Il colore diverso, più scuro e umido, e la presenza di organismi viventi come germogli o lombrichi sono un indicatore del suo stato di salute. Perché il terreno è vivo e respira. E cucina e mangia. Proprio come noi trae benefici dagli agenti esterni come l’aria, l’acqua o i raggi solari e si nutre dalla materia organica che lo abita. Metterci uno strato di cemento sopra equivale quindi letteralmente a soffocarlo. In inglese si parla di soil sealing, che potremmo tradurre con “sigillare il suolo”. Perché effettivamente è questo che succede: gli mettiamo una lapide di cemento sopra e gli facciamo un funerale.

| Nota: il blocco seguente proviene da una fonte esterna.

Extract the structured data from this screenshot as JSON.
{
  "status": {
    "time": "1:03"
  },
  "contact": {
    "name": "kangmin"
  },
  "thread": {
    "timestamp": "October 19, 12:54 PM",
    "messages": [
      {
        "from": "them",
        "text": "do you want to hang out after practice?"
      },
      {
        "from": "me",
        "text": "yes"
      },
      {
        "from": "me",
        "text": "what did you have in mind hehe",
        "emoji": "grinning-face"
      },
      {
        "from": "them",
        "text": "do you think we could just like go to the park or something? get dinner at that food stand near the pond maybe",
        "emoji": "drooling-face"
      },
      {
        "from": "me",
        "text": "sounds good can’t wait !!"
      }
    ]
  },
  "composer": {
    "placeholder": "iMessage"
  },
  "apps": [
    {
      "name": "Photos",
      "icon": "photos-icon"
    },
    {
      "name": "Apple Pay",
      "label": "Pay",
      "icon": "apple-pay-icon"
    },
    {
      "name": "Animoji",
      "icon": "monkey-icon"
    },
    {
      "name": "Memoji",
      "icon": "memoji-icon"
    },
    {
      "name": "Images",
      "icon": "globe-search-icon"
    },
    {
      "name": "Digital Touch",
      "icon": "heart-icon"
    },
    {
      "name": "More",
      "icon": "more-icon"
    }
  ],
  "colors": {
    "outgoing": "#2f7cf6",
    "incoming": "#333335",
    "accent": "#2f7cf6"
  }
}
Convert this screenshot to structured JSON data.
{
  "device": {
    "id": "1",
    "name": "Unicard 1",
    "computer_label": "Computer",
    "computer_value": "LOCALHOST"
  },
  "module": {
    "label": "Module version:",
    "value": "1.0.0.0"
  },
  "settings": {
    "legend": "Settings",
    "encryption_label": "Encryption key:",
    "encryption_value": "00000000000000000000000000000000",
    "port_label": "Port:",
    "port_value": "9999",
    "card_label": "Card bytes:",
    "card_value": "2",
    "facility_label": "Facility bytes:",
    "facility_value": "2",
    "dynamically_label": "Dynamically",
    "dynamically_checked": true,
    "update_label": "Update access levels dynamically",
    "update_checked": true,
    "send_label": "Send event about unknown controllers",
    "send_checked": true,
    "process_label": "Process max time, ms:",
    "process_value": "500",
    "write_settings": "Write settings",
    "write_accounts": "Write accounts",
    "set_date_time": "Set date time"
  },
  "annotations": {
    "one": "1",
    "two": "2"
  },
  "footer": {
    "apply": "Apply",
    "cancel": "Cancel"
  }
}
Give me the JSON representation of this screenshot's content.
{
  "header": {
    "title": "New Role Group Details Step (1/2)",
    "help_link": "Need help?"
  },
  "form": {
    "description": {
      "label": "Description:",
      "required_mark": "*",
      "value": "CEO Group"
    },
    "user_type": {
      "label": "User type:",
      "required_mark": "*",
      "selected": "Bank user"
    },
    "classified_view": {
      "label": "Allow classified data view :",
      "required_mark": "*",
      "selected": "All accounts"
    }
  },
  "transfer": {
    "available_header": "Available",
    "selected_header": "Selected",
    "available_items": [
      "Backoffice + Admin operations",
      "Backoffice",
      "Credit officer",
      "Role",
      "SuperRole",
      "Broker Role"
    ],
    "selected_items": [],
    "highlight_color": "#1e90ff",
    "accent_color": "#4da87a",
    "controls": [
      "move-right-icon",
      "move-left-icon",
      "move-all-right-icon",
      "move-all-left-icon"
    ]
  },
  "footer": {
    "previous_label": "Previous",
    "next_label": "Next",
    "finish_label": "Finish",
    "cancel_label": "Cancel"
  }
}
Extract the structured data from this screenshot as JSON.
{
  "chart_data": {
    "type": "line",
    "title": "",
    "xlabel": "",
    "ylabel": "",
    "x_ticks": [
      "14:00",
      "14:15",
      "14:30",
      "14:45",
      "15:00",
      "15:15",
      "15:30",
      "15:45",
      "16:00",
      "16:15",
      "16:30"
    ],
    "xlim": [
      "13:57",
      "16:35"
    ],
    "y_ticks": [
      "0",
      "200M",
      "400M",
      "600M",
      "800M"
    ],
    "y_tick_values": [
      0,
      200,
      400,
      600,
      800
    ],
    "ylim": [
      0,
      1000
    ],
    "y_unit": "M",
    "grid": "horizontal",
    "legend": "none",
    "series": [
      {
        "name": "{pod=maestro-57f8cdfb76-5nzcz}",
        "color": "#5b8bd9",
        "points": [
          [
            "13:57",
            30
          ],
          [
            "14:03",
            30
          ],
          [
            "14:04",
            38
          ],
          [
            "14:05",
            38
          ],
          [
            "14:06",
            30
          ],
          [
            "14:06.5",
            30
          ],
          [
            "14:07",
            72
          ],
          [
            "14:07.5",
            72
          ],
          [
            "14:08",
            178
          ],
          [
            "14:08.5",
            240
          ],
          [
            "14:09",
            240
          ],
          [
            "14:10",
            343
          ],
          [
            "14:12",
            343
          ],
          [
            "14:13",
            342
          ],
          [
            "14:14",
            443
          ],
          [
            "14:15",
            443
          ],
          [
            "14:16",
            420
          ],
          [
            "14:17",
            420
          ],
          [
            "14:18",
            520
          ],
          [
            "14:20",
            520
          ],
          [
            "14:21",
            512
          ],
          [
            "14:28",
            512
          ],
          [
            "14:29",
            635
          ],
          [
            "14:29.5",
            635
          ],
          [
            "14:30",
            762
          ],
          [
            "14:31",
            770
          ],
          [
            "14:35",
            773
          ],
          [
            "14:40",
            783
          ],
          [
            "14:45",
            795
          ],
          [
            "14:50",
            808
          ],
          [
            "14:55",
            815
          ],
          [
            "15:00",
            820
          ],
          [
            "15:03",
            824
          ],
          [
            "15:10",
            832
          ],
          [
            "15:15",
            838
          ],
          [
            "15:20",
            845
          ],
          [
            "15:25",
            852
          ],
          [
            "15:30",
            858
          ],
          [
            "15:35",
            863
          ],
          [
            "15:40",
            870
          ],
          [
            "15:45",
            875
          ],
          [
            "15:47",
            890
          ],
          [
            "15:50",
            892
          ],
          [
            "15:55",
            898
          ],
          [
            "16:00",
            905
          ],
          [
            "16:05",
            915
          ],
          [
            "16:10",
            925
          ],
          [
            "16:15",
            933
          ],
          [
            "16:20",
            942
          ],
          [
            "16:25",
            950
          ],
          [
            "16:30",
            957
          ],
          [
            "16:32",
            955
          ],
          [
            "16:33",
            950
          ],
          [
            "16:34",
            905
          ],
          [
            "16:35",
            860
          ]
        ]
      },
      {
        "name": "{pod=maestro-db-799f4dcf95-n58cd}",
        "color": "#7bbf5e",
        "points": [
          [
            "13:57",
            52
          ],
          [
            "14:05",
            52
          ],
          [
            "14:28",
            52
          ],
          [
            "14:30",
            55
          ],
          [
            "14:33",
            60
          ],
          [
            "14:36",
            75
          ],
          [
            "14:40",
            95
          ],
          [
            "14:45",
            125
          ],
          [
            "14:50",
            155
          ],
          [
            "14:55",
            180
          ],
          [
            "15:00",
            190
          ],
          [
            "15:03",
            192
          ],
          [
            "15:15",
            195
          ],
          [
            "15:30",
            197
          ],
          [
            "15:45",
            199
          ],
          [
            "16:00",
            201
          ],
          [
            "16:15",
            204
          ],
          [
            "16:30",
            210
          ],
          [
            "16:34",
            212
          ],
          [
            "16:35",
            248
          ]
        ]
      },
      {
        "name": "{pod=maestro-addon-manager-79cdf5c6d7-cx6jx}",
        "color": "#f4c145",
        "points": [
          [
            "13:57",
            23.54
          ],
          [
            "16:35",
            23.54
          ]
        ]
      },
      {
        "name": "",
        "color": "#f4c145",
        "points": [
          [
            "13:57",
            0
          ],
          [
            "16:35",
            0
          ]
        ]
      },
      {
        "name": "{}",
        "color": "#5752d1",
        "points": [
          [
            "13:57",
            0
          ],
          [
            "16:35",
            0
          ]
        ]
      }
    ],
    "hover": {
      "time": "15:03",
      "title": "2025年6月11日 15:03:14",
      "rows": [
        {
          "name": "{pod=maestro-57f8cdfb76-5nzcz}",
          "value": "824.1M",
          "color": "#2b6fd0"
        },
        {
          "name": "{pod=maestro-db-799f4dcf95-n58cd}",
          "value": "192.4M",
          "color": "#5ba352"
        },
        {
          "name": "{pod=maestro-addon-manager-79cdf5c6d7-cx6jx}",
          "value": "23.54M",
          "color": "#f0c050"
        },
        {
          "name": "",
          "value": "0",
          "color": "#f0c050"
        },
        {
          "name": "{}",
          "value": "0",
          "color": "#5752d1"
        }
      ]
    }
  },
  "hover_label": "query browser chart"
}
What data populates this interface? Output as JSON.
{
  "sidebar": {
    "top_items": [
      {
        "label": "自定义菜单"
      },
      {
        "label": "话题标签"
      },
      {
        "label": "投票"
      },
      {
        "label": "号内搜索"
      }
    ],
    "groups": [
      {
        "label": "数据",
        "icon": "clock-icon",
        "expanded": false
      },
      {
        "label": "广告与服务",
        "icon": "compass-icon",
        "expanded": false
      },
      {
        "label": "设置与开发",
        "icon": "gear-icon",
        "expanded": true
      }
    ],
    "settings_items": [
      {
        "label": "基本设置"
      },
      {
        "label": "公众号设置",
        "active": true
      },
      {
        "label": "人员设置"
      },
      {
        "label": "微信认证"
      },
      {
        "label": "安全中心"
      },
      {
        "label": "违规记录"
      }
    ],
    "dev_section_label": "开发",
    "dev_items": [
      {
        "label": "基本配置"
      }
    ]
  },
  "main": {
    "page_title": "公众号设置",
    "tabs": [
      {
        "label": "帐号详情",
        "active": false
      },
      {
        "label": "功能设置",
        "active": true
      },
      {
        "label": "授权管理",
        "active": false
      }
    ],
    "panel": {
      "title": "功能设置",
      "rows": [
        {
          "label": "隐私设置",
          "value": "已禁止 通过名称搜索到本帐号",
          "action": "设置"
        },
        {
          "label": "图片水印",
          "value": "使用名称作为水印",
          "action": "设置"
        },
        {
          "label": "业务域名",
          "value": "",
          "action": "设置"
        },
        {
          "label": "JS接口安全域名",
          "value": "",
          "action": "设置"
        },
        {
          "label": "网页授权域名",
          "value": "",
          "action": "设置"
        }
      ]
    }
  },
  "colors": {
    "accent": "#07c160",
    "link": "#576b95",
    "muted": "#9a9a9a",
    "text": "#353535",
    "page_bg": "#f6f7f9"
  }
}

Gli scienziati misurano lo stato di salute di un suolo in base alla sua multi-funzionalità. Che vuol dire? Significa che un suolo che sta bene è un suolo che sa fare tante cose: assorbe carbonio, contribuendo a equilibrare i livelli di gas serra nella nostra atmosfera; assorbe l’acqua, partecipando al ciclo idrogeologico che studiavamo da bambini e che serve a fornirci l’acqua potabile; ospita specie viventi imprescindibili per il funzionamento degli ecosistemi. Ne ospita un bel po’ a dire il vero: non tutti sanno che nel suolo vivono circa i due terzi di tutte le forme di vita del pianeta. E non devi scavare molto per trovarle. La maggior parte si trova infatti nei primi 20 centimetri di profondità, per cui intaccare questo sottile strato superficiale significa compromettere la vita sul pianeta così come la conosciamo.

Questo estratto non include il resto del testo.